Some interruptions are unavoidable. The mother is trying to pray in the morning, when her little boy comes in vomiting. Should she send him away till her devotions are over? Not at all. But other interruptions are the result of bad planning. The same mother is praying one morning when her little boy comes in saying, "Mom, my school clothes are all dirty!" They didn't get dirty that morning. Had the mother paid attention to the laundry, the interruption wouldn't have occurred and she could have finished her prayers in peace.

Nothing is easier to neglect or put off than prayer. Yet, the fact of the matter is, you can get to heaven without answering the phone or washing the breakfast dishes by eight. What you can't do is get to heaven without prayer. Arthur W. Pink said somewhere,

"A prayerless Christian is a contradiction in terms. What breath is to the body, prayer is to the soul. The body without breath is dead and the soul without prayer is also dead".

Most people are ruled by circumstances.
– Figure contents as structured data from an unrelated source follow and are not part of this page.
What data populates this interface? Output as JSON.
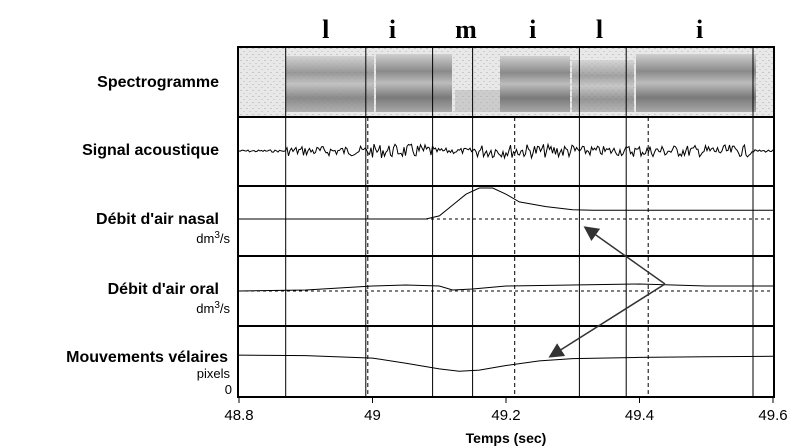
{
  "segments": [
    {
      "label": "l",
      "time": 48.93
    },
    {
      "label": "i",
      "time": 49.03
    },
    {
      "label": "m",
      "time": 49.14
    },
    {
      "label": "i",
      "time": 49.24
    },
    {
      "label": "l",
      "time": 49.34
    },
    {
      "label": "i",
      "time": 49.49
    }
  ],
  "panels": [
    {
      "id": "spectro",
      "label": "Spectrogramme",
      "unit": ""
    },
    {
      "id": "acoustic",
      "label": "Signal acoustique",
      "unit": ""
    },
    {
      "id": "nasal",
      "label": "Débit d'air nasal",
      "unit_base": "dm",
      "unit_exp": "3",
      "unit_tail": "/s"
    },
    {
      "id": "oral",
      "label": "Débit d'air oral",
      "unit_base": "dm",
      "unit_exp": "3",
      "unit_tail": "/s"
    },
    {
      "id": "velum",
      "label": "Mouvements vélaires",
      "unit": "pixels",
      "zero": "0"
    }
  ],
  "x_axis": {
    "title": "Temps (sec)",
    "min": 48.8,
    "max": 49.6,
    "ticks": [
      "48.8",
      "49",
      "49.2",
      "49.4",
      "49.6"
    ]
  },
  "boundaries": {
    "solid": [
      48.87,
      48.99,
      49.09,
      49.15,
      49.31,
      49.38,
      49.57
    ],
    "dashed": [
      48.99,
      49.21,
      49.41
    ]
  },
  "chart_data": {
    "type": "line",
    "xlabel": "Temps (sec)",
    "xlim": [
      48.8,
      49.6
    ],
    "series": [
      {
        "name": "Débit d'air nasal",
        "x": [
          48.8,
          49.08,
          49.1,
          49.12,
          49.14,
          49.16,
          49.18,
          49.2,
          49.22,
          49.26,
          49.3,
          49.33,
          49.6
        ],
        "y": [
          0,
          0,
          0.1,
          0.45,
          0.8,
          1.0,
          1.0,
          0.8,
          0.55,
          0.4,
          0.3,
          0.28,
          0.28
        ]
      },
      {
        "name": "Débit d'air oral",
        "x": [
          48.8,
          48.9,
          48.95,
          49.0,
          49.05,
          49.1,
          49.12,
          49.15,
          49.2,
          49.3,
          49.4,
          49.45,
          49.5,
          49.6
        ],
        "y": [
          0.05,
          0.1,
          0.2,
          0.3,
          0.35,
          0.3,
          0.1,
          0.15,
          0.3,
          0.35,
          0.4,
          0.35,
          0.3,
          0.3
        ]
      },
      {
        "name": "Mouvements vélaires",
        "x": [
          48.8,
          48.9,
          49.0,
          49.05,
          49.1,
          49.13,
          49.16,
          49.2,
          49.25,
          49.3,
          49.4,
          49.5,
          49.6
        ],
        "y": [
          0.95,
          0.93,
          0.82,
          0.6,
          0.35,
          0.25,
          0.3,
          0.5,
          0.7,
          0.8,
          0.85,
          0.88,
          0.9
        ]
      }
    ]
  }
}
As disciples of Christ, we're to submit to a higher Lordship. If prayer is more important than other things, you ought to arrange your time as though it is.

When other things barge into your prayer time-and take it over-Luther says it won't be long till you're weaned from it. That is, like a baby gets used to not having his mother's milk-and then doesn't want it-so the believer gets used to not praying-and soon finds it a burden or a chore and pretty much gives it up.
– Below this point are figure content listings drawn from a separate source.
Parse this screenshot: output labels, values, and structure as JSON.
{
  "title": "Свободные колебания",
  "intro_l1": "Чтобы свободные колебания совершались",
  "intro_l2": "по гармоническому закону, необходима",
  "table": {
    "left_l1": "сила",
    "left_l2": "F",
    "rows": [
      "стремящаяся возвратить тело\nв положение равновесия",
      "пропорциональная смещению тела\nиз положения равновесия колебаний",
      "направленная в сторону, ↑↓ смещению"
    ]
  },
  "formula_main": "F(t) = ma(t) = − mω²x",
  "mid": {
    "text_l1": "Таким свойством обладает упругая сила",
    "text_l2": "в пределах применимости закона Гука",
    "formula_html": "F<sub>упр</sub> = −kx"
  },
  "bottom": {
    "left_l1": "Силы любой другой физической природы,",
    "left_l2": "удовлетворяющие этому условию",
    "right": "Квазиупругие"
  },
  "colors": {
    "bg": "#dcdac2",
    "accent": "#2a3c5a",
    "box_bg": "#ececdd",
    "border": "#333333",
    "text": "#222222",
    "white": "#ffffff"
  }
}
The last thing we'll touch on tonight is the devil's work in hindering our prayers. Luther knows that we're prone to get sluggish and lazy in our devotion, but then reminds us that "The devil is neither lazy nor sluggish around us".
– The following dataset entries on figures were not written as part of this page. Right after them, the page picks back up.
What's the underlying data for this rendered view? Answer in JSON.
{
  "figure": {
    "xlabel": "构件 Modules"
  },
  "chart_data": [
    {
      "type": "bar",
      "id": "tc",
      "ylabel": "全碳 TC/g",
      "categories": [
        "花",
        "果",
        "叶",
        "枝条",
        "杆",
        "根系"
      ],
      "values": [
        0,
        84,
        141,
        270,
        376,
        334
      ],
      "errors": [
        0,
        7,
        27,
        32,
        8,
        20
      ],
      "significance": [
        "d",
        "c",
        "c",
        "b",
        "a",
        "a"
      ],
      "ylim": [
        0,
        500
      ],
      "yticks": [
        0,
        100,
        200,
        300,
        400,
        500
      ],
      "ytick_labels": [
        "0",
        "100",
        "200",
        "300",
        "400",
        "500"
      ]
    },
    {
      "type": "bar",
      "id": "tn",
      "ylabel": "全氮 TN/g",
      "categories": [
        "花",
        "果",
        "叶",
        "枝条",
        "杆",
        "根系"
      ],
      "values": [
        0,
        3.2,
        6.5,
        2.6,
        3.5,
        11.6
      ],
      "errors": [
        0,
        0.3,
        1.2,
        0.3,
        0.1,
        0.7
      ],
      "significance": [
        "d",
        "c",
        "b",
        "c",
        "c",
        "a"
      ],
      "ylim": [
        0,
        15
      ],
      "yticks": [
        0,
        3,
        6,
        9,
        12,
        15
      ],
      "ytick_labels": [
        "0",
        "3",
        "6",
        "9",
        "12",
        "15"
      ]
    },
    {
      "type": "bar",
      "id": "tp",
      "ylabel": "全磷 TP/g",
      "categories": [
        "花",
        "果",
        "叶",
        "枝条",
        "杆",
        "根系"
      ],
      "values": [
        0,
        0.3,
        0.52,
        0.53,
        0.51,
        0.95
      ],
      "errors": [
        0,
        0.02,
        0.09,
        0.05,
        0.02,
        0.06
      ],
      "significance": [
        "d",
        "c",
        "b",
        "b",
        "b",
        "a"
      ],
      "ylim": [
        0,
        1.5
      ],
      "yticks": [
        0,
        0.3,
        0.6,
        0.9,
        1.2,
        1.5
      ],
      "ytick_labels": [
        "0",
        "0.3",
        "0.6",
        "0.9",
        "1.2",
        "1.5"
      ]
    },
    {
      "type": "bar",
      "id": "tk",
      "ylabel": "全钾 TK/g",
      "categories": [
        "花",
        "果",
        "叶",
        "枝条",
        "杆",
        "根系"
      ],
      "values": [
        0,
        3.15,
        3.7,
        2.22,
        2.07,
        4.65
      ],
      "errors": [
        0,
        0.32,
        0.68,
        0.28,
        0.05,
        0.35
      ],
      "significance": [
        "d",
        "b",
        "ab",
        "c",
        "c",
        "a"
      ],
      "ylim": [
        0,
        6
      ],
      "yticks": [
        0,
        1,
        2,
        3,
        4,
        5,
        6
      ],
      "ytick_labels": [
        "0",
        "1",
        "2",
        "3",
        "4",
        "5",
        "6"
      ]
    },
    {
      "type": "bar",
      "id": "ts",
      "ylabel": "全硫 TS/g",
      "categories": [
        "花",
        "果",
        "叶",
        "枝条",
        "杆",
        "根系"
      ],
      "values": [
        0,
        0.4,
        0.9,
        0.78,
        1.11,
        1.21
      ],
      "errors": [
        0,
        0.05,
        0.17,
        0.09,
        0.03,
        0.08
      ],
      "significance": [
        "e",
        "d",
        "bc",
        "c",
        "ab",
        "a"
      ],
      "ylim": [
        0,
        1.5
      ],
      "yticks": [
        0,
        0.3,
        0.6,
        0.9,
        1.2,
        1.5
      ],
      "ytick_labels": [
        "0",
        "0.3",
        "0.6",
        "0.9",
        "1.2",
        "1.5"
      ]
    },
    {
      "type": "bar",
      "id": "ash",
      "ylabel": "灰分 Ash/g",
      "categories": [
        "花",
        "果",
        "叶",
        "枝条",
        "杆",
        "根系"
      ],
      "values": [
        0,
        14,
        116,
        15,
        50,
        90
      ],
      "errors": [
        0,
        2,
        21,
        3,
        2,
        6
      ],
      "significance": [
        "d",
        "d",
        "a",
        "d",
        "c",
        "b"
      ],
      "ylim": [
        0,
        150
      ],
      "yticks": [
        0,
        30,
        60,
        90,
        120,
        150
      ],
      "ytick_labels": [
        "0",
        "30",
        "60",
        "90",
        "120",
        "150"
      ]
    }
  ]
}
Have you ever tried to box? I did once-and I sure didn't' like it. Training was hard, but sort of fun. Jumping rope, hitting the bag, shadow boxing, and so on. But the reason these things were fun-I found out later-is because I had no opponent. My left jab and right uppercut are very impressive when there's no one punching back!

But when I got in the ring I found boxing far less fun and a lot more painful! Somebody else was hitting back!

Apply this to your prayer life: If there were no one there to oppose you, it would take little effort to pray. I suppose Adam and Eve found praying as easy as breathing or eating or sleeping or other things we do every day. But there is someone there to oppose you-Satan! He does everything in his power to get you to put off prayer (intending to do it later) or to mumble through your prayers without thought, love, or faith or to start thinking of other things when you're at your devotions.

I hate yard work! Yet I've found that the minute I start praying seriously, it occurs to me that the lawn needs mowing! The devil is behind this!

If Satan is trying to keep you from praying, you need to do what? You need to resist him and that takes real, concentrated effort.


Martin Luther was a Doctor of Theology. He knew the Bible in Greek and Hebrew; he was an expert in doctrine, and well-trained in Church History. But when he told his barber how to pray, he went to his own example. This is how he prayed. And Luther was one of the Church's greatest men of prayer. What did he think was key to a good prayer life? Thus far, we've looked at three things, things easy to remember and things you ought to put into practice-starting tonight! They are:

So, how's your prayer life? If it's not so good, why don't you learn from a man who prayed well? Follow Dr. Luther as he follows the Lord. And the love of God be with you. Amen.